Question

Find the general solution: \(\frac {dy}{dx}+2y=sin\ x\)

Answer 1

The given differential equation is \(\frac {dy}{dx}\)+2y = sin x.

This is in the form of \(\frac {dy}{dx}\)+py = Q (where p=2 and Q=sin x).
\(\int\)pdx = \(\int\)2dx = 2\(\int\)1dx = 2x

Now, I.F = e^∫pdx = e^2x.

The solution of the given differential equation is given by the relation,

y(I.F.) = \(\int\)(Q×I.F.)dx + C

⇒ye^2x = \(\int\)sin x . e^2x dx+C …....(1)

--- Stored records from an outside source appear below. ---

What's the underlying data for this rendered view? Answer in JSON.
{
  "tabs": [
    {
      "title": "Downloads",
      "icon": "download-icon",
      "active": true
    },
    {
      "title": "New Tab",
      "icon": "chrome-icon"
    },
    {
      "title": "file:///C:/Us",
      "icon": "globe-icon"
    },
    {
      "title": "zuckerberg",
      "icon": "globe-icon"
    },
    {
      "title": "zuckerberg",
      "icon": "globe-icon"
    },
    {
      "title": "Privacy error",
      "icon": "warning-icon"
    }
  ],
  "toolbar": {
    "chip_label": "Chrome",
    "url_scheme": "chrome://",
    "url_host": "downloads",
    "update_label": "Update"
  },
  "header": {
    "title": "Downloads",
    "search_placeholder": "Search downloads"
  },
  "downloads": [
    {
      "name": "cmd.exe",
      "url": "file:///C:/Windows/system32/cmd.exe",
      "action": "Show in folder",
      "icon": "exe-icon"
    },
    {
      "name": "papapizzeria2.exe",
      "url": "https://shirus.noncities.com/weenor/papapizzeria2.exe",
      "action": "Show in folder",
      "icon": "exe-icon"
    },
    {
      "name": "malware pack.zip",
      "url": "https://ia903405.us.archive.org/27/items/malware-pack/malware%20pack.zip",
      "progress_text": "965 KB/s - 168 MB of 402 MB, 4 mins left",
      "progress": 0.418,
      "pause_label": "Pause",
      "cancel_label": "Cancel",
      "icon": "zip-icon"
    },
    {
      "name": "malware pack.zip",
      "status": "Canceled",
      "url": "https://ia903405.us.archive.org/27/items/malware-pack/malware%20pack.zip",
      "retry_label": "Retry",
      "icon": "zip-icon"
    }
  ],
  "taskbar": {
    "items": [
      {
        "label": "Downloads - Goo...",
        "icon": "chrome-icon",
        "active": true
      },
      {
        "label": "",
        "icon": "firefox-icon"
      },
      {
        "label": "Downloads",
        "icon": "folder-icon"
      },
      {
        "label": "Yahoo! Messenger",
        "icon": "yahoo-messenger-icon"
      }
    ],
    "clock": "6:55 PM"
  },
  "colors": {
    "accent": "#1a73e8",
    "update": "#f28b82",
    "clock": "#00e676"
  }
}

Let I = \(\int\)sin x . e^2x

⇒I = sin x . \(\int\)e^2xdx - \(\int\)(\(\frac{d}{dx}\)(sin x) . \(\int\)e^2xdx) dx

⇒I = sin x . \(\frac {e^{2x}}{2}\) - \(\int\)(cos x . \(\frac {e^{2x}}{2}\))dx

⇒I = \(\frac {e^{2x}sin\ x}{2}\) - \(\frac 12\)[cos x.\(\int\)e^2x - \(\int\)(\(\frac {d}{dx}\)(cosx).∫e^2xdx)dx]

⇒I = \(\frac {e^{2x}sin\ x}{2}\) - \(\frac 12\)[cos x . e^2x/2-\(\int\)[(-sinx).e2x/2]dx]

⇒I = \(\frac {e^{2x}sin\ x}{2}\)  -\(\frac {e^{2x}cos\ x}{4}\)-\(\frac 14\)\(\int\)(sin x . e^2x)dx

⇒I = \(\frac {e^{2x}}{4}\)(2sin x - cos x)-\(\frac 14\)I

⇒\(\frac 54\)I = \(\frac {e^{2x}}{4}\)(2sin x - cos x)

⇒I = \(\frac {e^{2x}}{5}\)(2sin x - cos x)

Therefore, equation(1)becomes:

ye^2x = \(\frac {e^{2x}}{5}\)(2sin x - cos x)+C

⇒y = \(\frac 15\)(2sin x  -cos x) + Ce^-2x

This is the required general solution of the given differential equation.